"Sarebbe meglio giocare in Italia.
Se andremo in Australia, ci organizzeremo. In ogni caso, l'importante è che si decida presto". Anche Massimiliano Allegri si aggiunge al coro degli scettici, tra chi in campo ci va, in Italia, a proposito della scelta di far giocare a Perth la partita di campionato Milan-Como.
Le parole del tecnico dei rossoneri sono però il massimo della protesta che la serie A abbia messo in atto, a parte quel "folle" pronunciato dal suo giocatore, Adrien Rabiot, mentre era in ritiro con la Francia: situazione molto diversa dalla Spagna, dove le proteste - anche con uno stop di 15 secondi in partita di molte squadre - hanno spinto la Liga a fermare la trasferta a Miami per Villareal-Barcellona, che era in programma poco prima di Natale.
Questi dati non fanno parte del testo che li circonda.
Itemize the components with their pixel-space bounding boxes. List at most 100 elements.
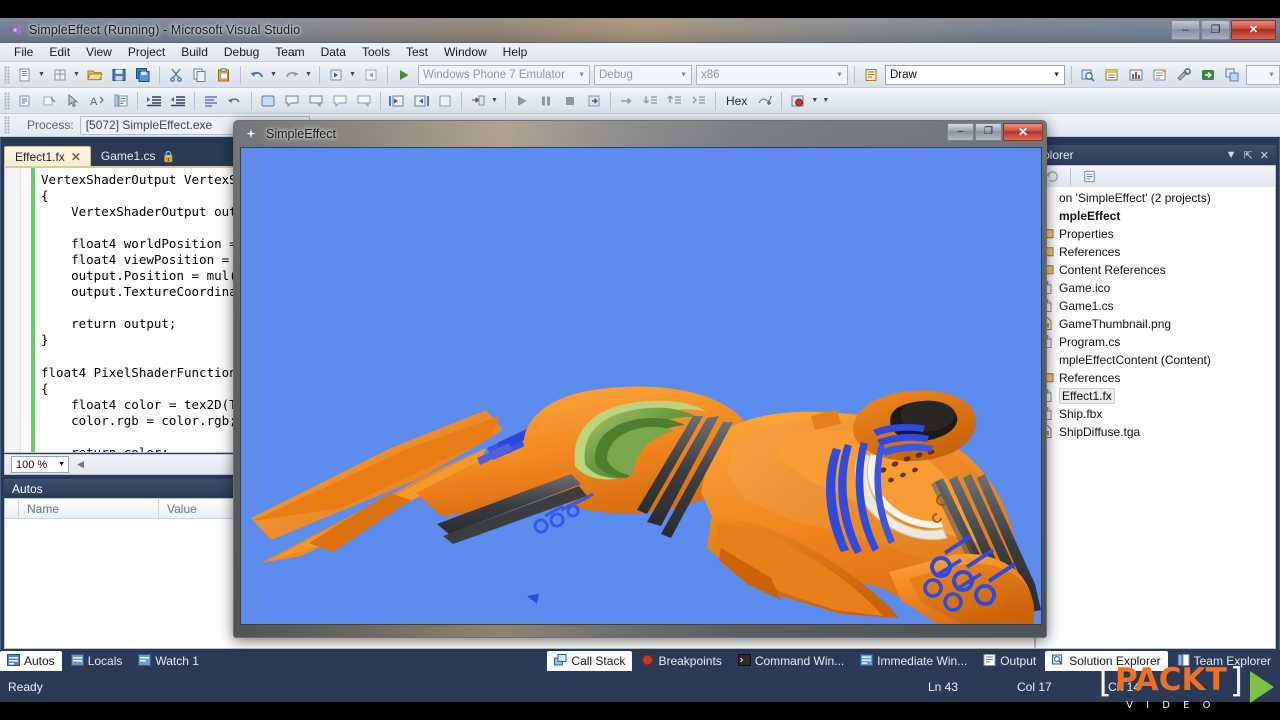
new-project-icon[interactable] (14, 64, 36, 86)
continue-debug-icon[interactable] (511, 90, 533, 112)
game-minimize-button[interactable]: – (947, 123, 974, 141)
open-file-icon[interactable] (84, 64, 106, 86)
tree-item-content-references-2[interactable]: References (1036, 369, 1275, 387)
chevron-down-icon[interactable]: ▼ (1226, 149, 1237, 162)
options-icon[interactable] (1173, 64, 1195, 86)
process-toolbar-grip[interactable] (4, 116, 10, 134)
toolbar-grip[interactable] (4, 65, 10, 84)
find-scope-icon[interactable] (860, 64, 882, 86)
comment-next-icon[interactable] (353, 90, 375, 112)
search-icon[interactable] (1077, 64, 1099, 86)
tree-item-gamethumbnail-png[interactable]: GameThumbnail.png (1036, 315, 1275, 333)
dock-tab-output[interactable]: Output (976, 651, 1043, 671)
autos-column-name[interactable]: Name (19, 499, 159, 518)
attach-to-process-icon[interactable] (467, 90, 489, 112)
step-into-icon[interactable] (640, 90, 662, 112)
dock-tab-immediate-window[interactable]: Immediate Win... (853, 651, 974, 671)
tree-item-game-ico[interactable]: Game.ico (1036, 279, 1275, 297)
zoom-level-combo[interactable]: 100 % ▼ (11, 456, 69, 473)
step-out-icon[interactable] (664, 90, 686, 112)
vs-maximize-button[interactable]: ❐ (1201, 20, 1230, 40)
menu-tools[interactable]: Tools (354, 43, 398, 61)
new-project-dropdown-icon[interactable]: ▼ (37, 64, 46, 86)
toolbar-grip-2[interactable] (4, 91, 10, 110)
comment-selection-icon[interactable] (14, 90, 36, 112)
game-render-surface[interactable] (240, 147, 1042, 625)
comment-balloon-right-icon[interactable] (305, 90, 327, 112)
tab-game1-cs[interactable]: Game1.cs 🔒 (91, 146, 184, 166)
tree-item-properties[interactable]: Properties (1036, 225, 1275, 243)
navigate-backward-icon[interactable] (325, 64, 347, 86)
bookmark-list-icon[interactable] (110, 90, 132, 112)
menu-build[interactable]: Build (173, 43, 216, 61)
breakpoint-settings-icon[interactable] (787, 90, 809, 112)
vs-close-button[interactable]: ✕ (1231, 20, 1276, 40)
tree-item-effect1-fx[interactable]: Effect1.fx (1036, 387, 1275, 405)
paste-icon[interactable] (213, 64, 235, 86)
goto-icon[interactable] (1197, 64, 1219, 86)
menu-debug[interactable]: Debug (216, 43, 267, 61)
target-platform-combo[interactable]: Windows Phone 7 Emulator ▼ (418, 64, 590, 85)
navigate-forward-icon[interactable] (360, 64, 382, 86)
redo-icon[interactable] (281, 64, 303, 86)
undo-dropdown-icon[interactable]: ▼ (269, 64, 278, 86)
dock-tab-autos[interactable]: Autos (0, 651, 62, 671)
game-window-title-bar[interactable]: SimpleEffect – ❐ ✕ (234, 121, 1046, 147)
breakpoint-dropdown-icon[interactable]: ▼ (810, 90, 819, 112)
restart-debug-icon[interactable] (583, 90, 605, 112)
tree-item-shipdiffuse-tga[interactable]: ShipDiffuse.tga (1036, 423, 1275, 441)
menu-window[interactable]: Window (436, 43, 495, 61)
dock-tab-command-window[interactable]: Command Win... (731, 651, 851, 671)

Anche in Italia, insomma, la serie A dall'altra parte del mondo fa discutere. La Lega calcio non cambia però direzione. Oltre a Urbano Cairo, esplicito, c'è chi è pronto a scommettere sulla perplessità di altri presidenti non direttamente coinvolti, ma da via Rosellini si fa notare che la delibera era stata votata da 20 club su 20. La serie A insomma aspetta per ora solo gli altri via libera necessari, dopo quello - controvoglia - dell'Uefa. Si devono esprimere la Fifa, la federazione asiatica e anche quella dell'Australia. E il quotidiano britannico Guardian, ricordando che due settimane fa Gianni Infantino aveva parlato di "grande rischio" nel far giocare le partite di campionato all'estero, riferisce di 'pressioni esterne' sulla confederazione asiatica per respingere la richiesta italiana.